О чем она думала? О многом. Старалась как можно больше передумать всего. Торопилась. Ее схватили с тремя товарищами. Обыскали дом. Нашли листовки: «Да здравствует Франция! Да здравствует свобода!». Никакого суда, следствия. Враги Великой Германии, им только смерть. Мир сошел с ума. Мама, где твое масло, сбитое из сметаны? Где буйволиное молоко? Мама, я хочу ямсовых лепешек, горячих, ты слышишь. Мама, я сама печатала листовки. На пишущей машинке. Под копирку. Сама разбрасывала их. В кинотеатрах. На улицах. В парках.
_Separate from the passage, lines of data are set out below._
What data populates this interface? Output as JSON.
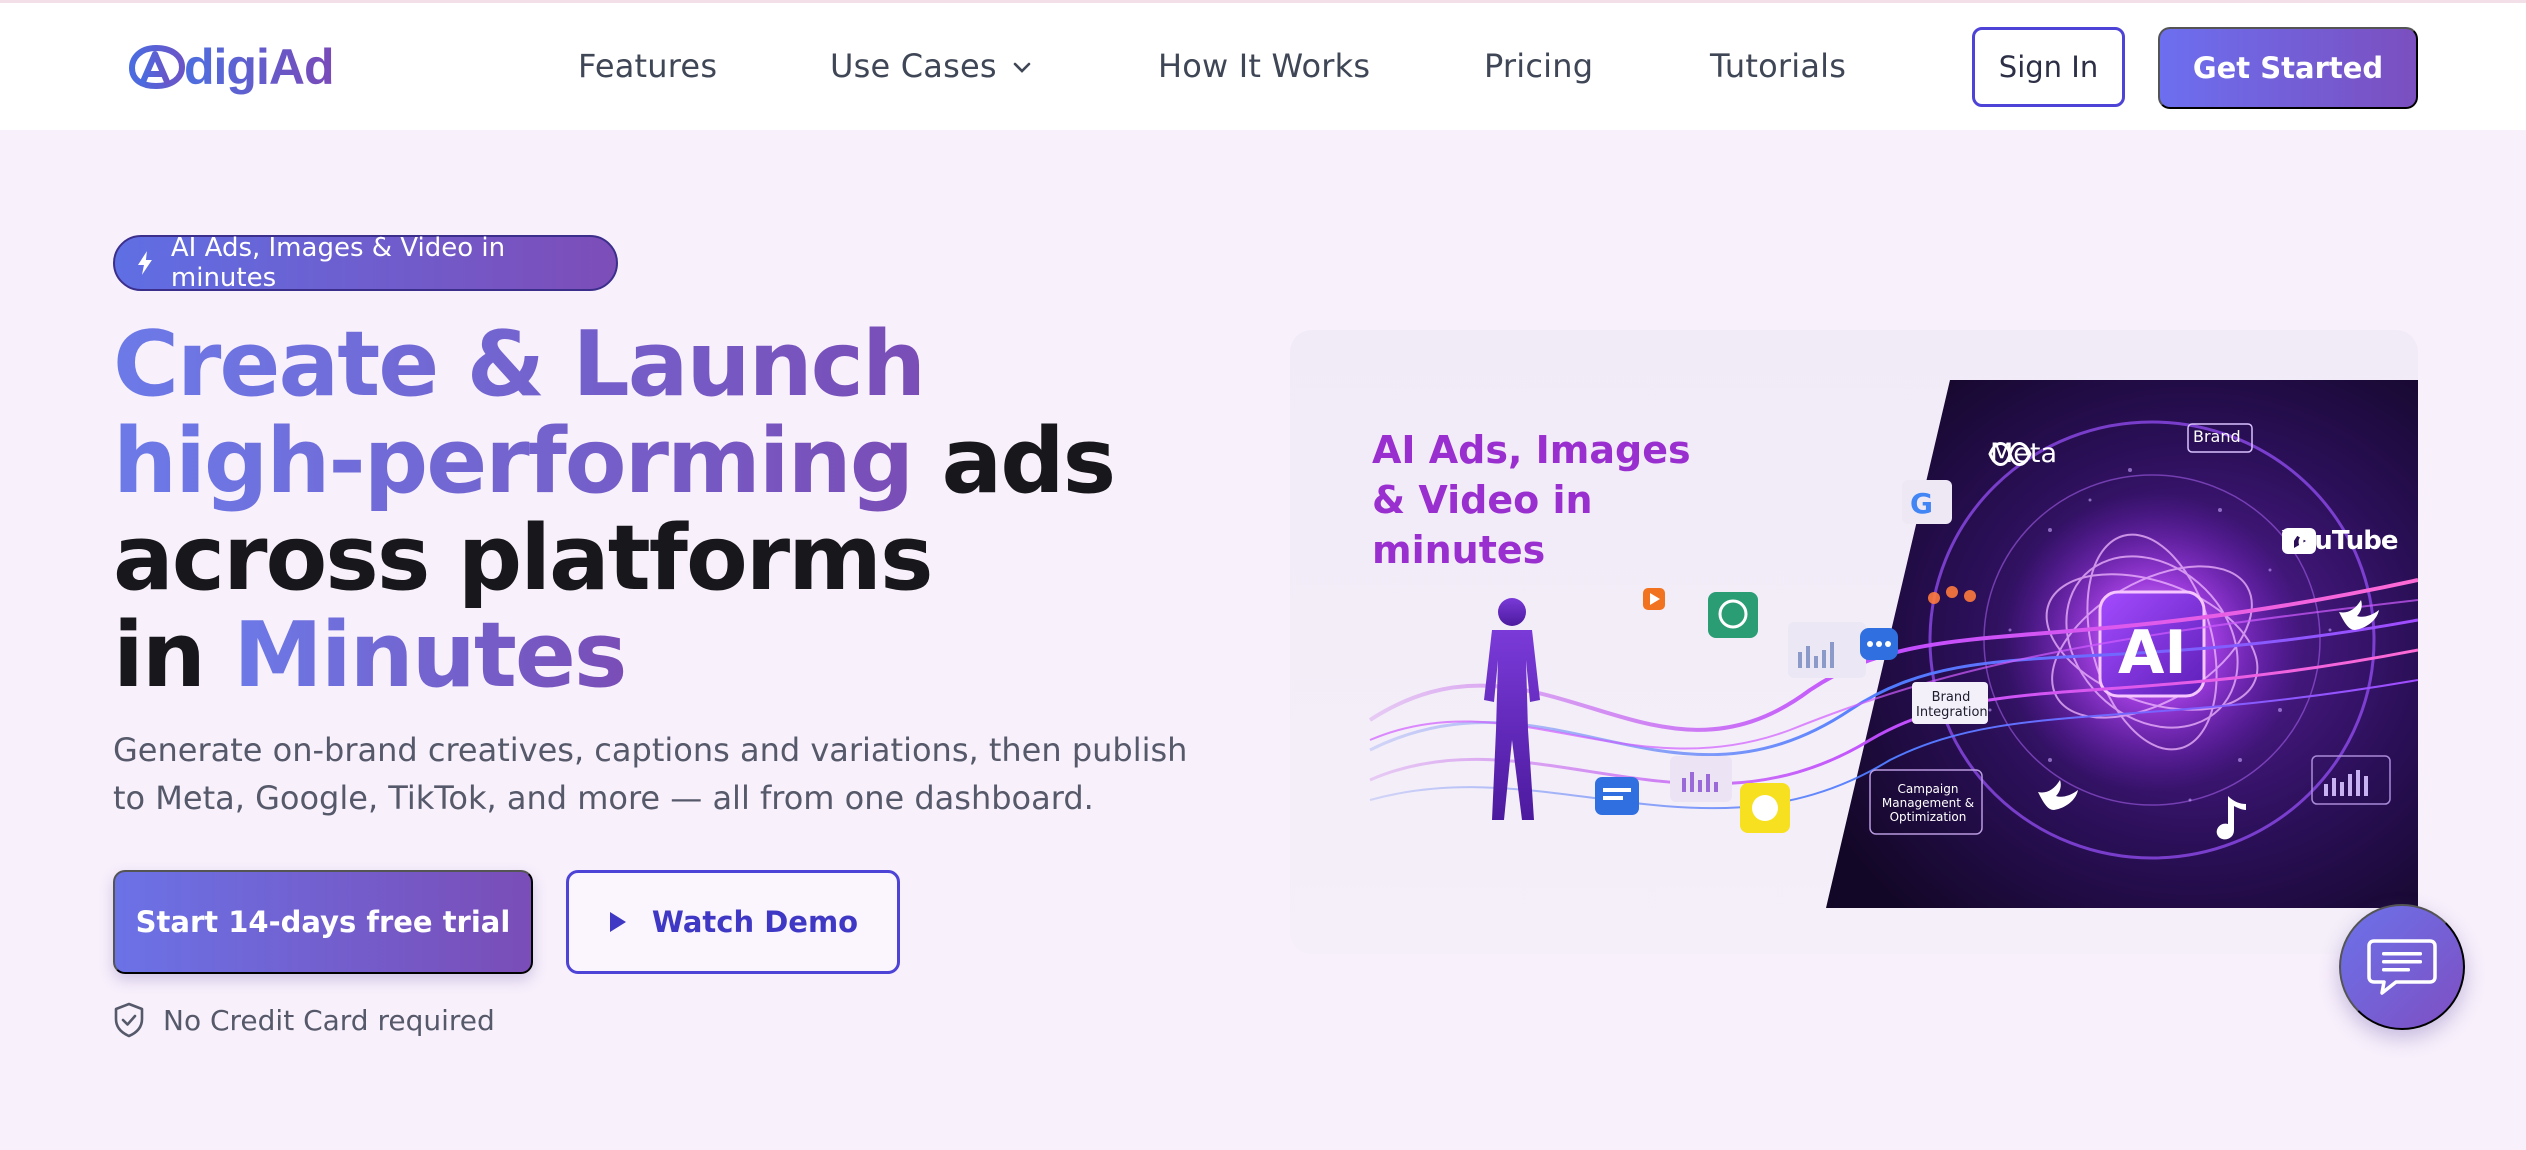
{
  "brand": {
    "name": "digiAd"
  },
  "nav": {
    "items": [
      {
        "label": "Features"
      },
      {
        "label": "Use Cases"
      },
      {
        "label": "How It Works"
      },
      {
        "label": "Pricing"
      },
      {
        "label": "Tutorials"
      }
    ],
    "signin_label": "Sign In",
    "getstarted_label": "Get Started"
  },
  "hero": {
    "badge": "AI Ads, Images & Video in minutes",
    "headline": {
      "line1": "Create & Launch",
      "line2_grad": "high-performing",
      "line2_dark": " ads",
      "line3": "across platforms",
      "line4_dark": "in ",
      "line4_grad": "Minutes"
    },
    "subtext": "Generate on-brand creatives, captions and variations, then publish to Meta, Google, TikTok, and more — all from one dashboard.",
    "trial_label": "Start 14-days free trial",
    "demo_label": "Watch Demo",
    "no_cc": "No Credit Card required"
  },
  "hero_image": {
    "title": "AI Ads, Images & Video in minutes",
    "meta": "Meta",
    "brand": "Brand",
    "youtube": "YouTube",
    "ai": "AI",
    "brand_integration": "Brand Integration",
    "campaign": "Campaign Management & Optimization"
  },
  "colors": {
    "accent_start": "#6c72ea",
    "accent_end": "#7a4db7",
    "border_accent": "#4d43d6",
    "page_bg": "#f8f0fb"
  }
}
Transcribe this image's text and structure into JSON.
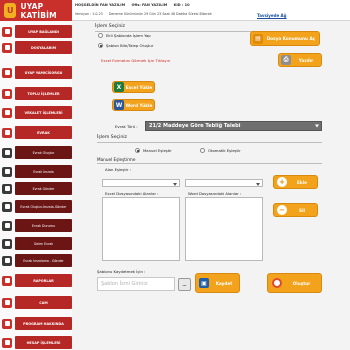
{
  "app": {
    "title": "UYAP KATİBİM",
    "logo_glyph": "U",
    "user_line": [
      "HOŞGELDİN FAN YAZILIM",
      "Ofis: FAN YAZILIM",
      "KID : 10"
    ],
    "version_line": [
      "Versiyon : 1.0.23",
      "Deneme Sürümünün 29 Gün 23 Saat 48 Dakika Süresi Bitecek"
    ],
    "feedback_link": "Tavsiyede Ağ"
  },
  "sidebar": {
    "items": [
      {
        "label": "UYAP BAĞLANDI",
        "icon": "plug-icon",
        "icon_color": "#c9302c",
        "sub": false
      },
      {
        "label": "DOSYALARIM",
        "icon": "folder-icon",
        "icon_color": "#c9302c",
        "sub": false
      },
      {
        "label": "UYAP YAMICİSORGU",
        "icon": "search-icon",
        "icon_color": "#c9302c",
        "sub": false
      },
      {
        "label": "TOPLU İŞLEMLER",
        "icon": "list-icon",
        "icon_color": "#c9302c",
        "sub": false
      },
      {
        "label": "VEKALET İŞLEMLERİ",
        "icon": "document-icon",
        "icon_color": "#c9302c",
        "sub": false
      },
      {
        "label": "EVRAK",
        "icon": "file-icon",
        "icon_color": "#c9302c",
        "sub": false
      },
      {
        "label": "Evrak Oluştur",
        "icon": "pencil-icon",
        "icon_color": "#3a3a3a",
        "sub": true
      },
      {
        "label": "Evrak İmzala",
        "icon": "pen-icon",
        "icon_color": "#3a3a3a",
        "sub": true
      },
      {
        "label": "Evrak Gönder",
        "icon": "send-icon",
        "icon_color": "#3a3a3a",
        "sub": true
      },
      {
        "label": "Evrak Oluştur-İmzala-Gönder",
        "icon": "stack-icon",
        "icon_color": "#3a3a3a",
        "sub": true
      },
      {
        "label": "Evrak Durumu",
        "icon": "status-icon",
        "icon_color": "#3a3a3a",
        "sub": true
      },
      {
        "label": "Gelen Evrak",
        "icon": "inbox-icon",
        "icon_color": "#3a3a3a",
        "sub": true
      },
      {
        "label": "Evrak İmzalama - Gönder",
        "icon": "signature-icon",
        "icon_color": "#3a3a3a",
        "sub": true
      },
      {
        "label": "RAPORLAR",
        "icon": "chart-icon",
        "icon_color": "#c9302c",
        "sub": false
      },
      {
        "label": "CAM",
        "icon": "camera-icon",
        "icon_color": "#c9302c",
        "sub": false
      },
      {
        "label": "PROGRAM HAKKINDA",
        "icon": "info-icon",
        "icon_color": "#c9302c",
        "sub": false
      },
      {
        "label": "HESAP İŞLEMLERİ",
        "icon": "user-icon",
        "icon_color": "#c9302c",
        "sub": false
      }
    ]
  },
  "main": {
    "islem_title": "İşlem Seçiniz",
    "radio_blank": "Ekli Şablonda İşlem Yap",
    "radio_template": "Şablon Bile/Talep Oluştur",
    "warning": "Excel Formatını Görmek İçin Tıklayın",
    "btn_dosya": "Dosya Konumunu Aç",
    "btn_yazdir": "Yazdır",
    "btn_excel": "Excel Yükle",
    "btn_word": "Word Yükle",
    "evrak_turu_label": "Evrak Türü :",
    "evrak_turu_value": "21/2 Maddeye Göre Tebliğ Talebi",
    "islem2_title": "İşlem Seçiniz",
    "radio_manuel": "Manuel Eşleştir",
    "radio_otomatik": "Otomatik Eşleştir",
    "manuel_title": "Manuel Eşleştirme",
    "alan_label": "Alan Eşleştir :",
    "excel_list_label": "Excel Dosyasındaki Alanlar :",
    "word_list_label": "Word Dosyasındaki Alanlar :",
    "btn_ekle": "Ekle",
    "btn_sil": "Sil",
    "sablon_label": "Şablonu Kaydetmek İçin :",
    "sablon_placeholder": "Şablon İsmi Giriniz",
    "btn_kaydet": "Kaydet",
    "btn_olustur": "Oluştur",
    "colors": {
      "accent": "#c9302c",
      "button": "#f2a21b",
      "select": "#6f6f6f",
      "warning": "#d0261c"
    }
  }
}
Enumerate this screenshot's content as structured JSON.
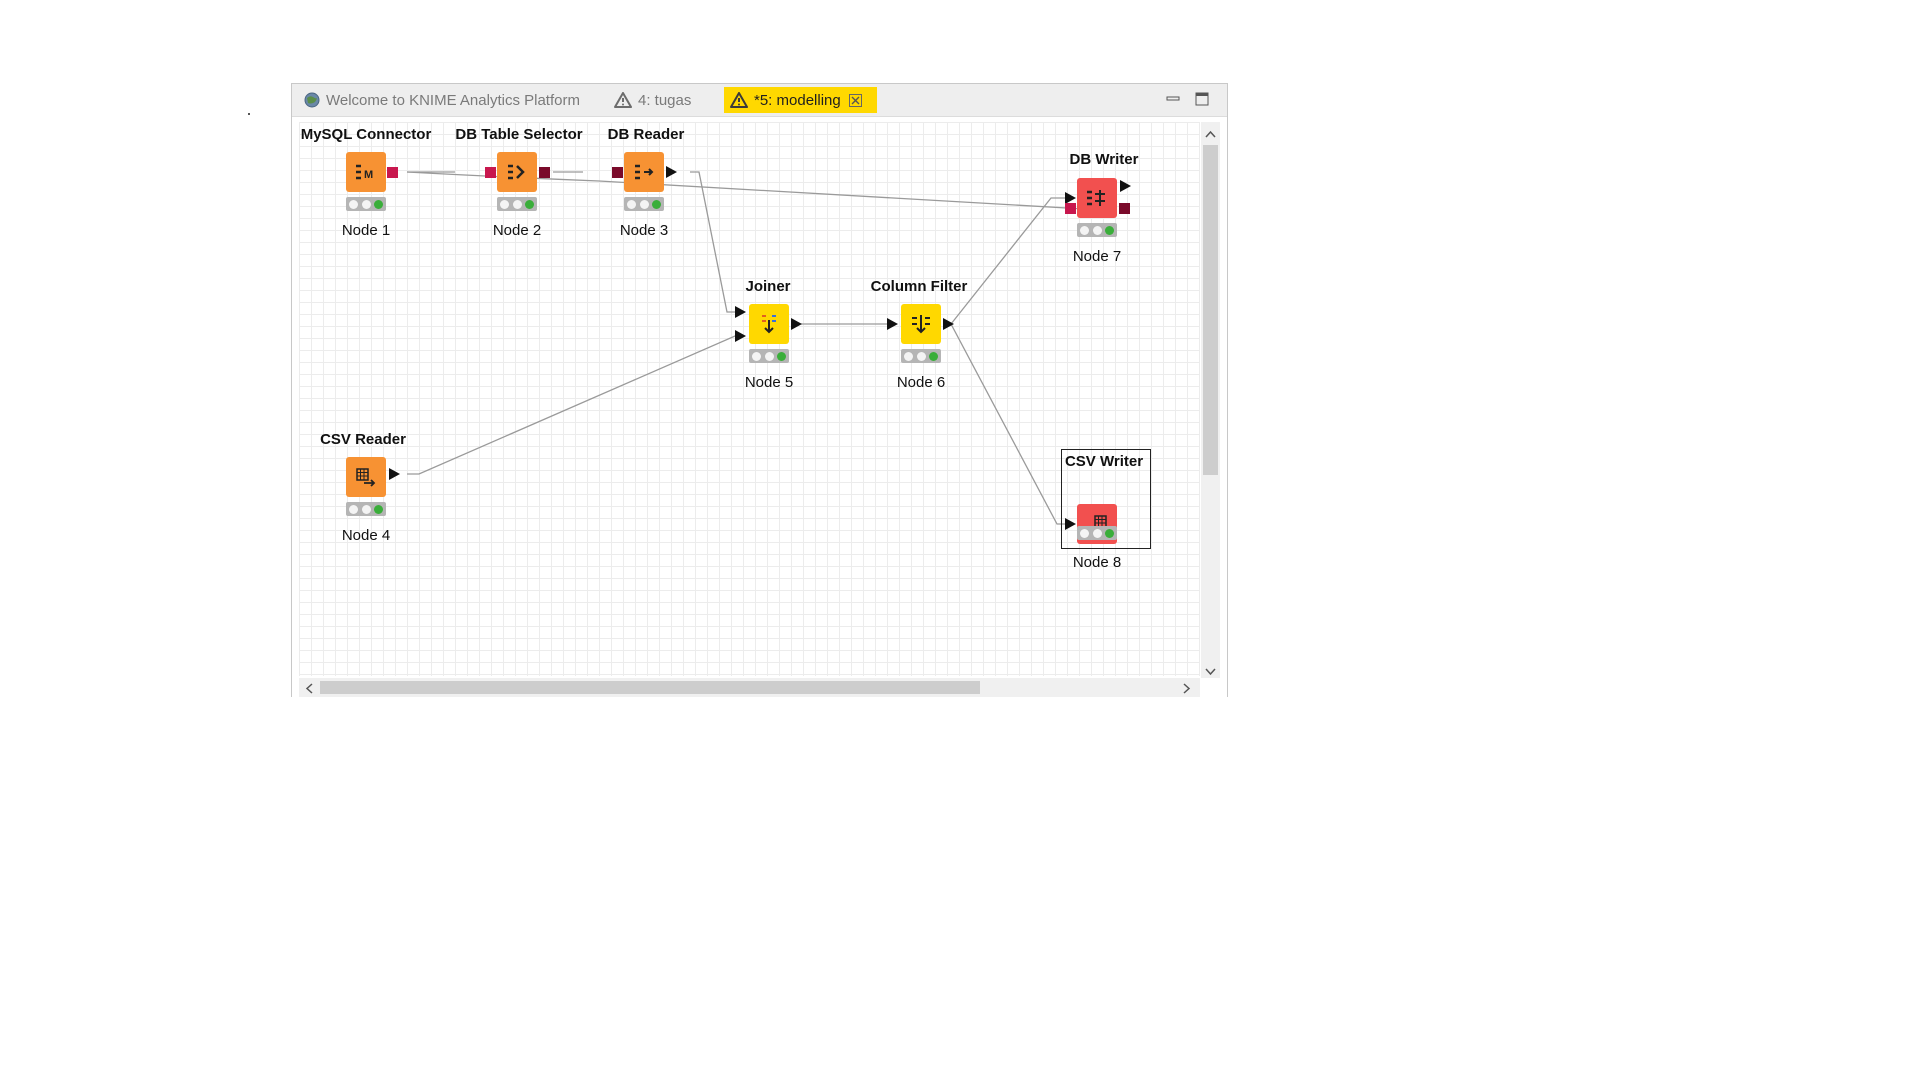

В Люксембургском саду — на скамьях оставляла.
И люди брали, читали.
Людям важно дать понять, что они свободны, даже в застенке. Дать понять!
Ей утром дадут понять: смерть есть, и она реальна.
Ноги. Ее сильные, крепкие ноги. Ноги бегуньи. Она побеждала. Она и сейчас победит! Только бы добежать. Добежать до утра.
Бревнами, вповалку, спят на полу камеры люди. Завтра они перестанут быть людьми.
Их убьют, бросят в яму и закопают. И, ноги, вы никогда больше не побежите по земле, ноги. Милые ноги. Длинные темные, шоколадные ноги.
Мари-Жо погладила колени. Косточки выступали по краям коленных чашечек. Она очень исхудала. Сейчас она бы не пробежала десять километров. И пять. И тысячу метров. И сто.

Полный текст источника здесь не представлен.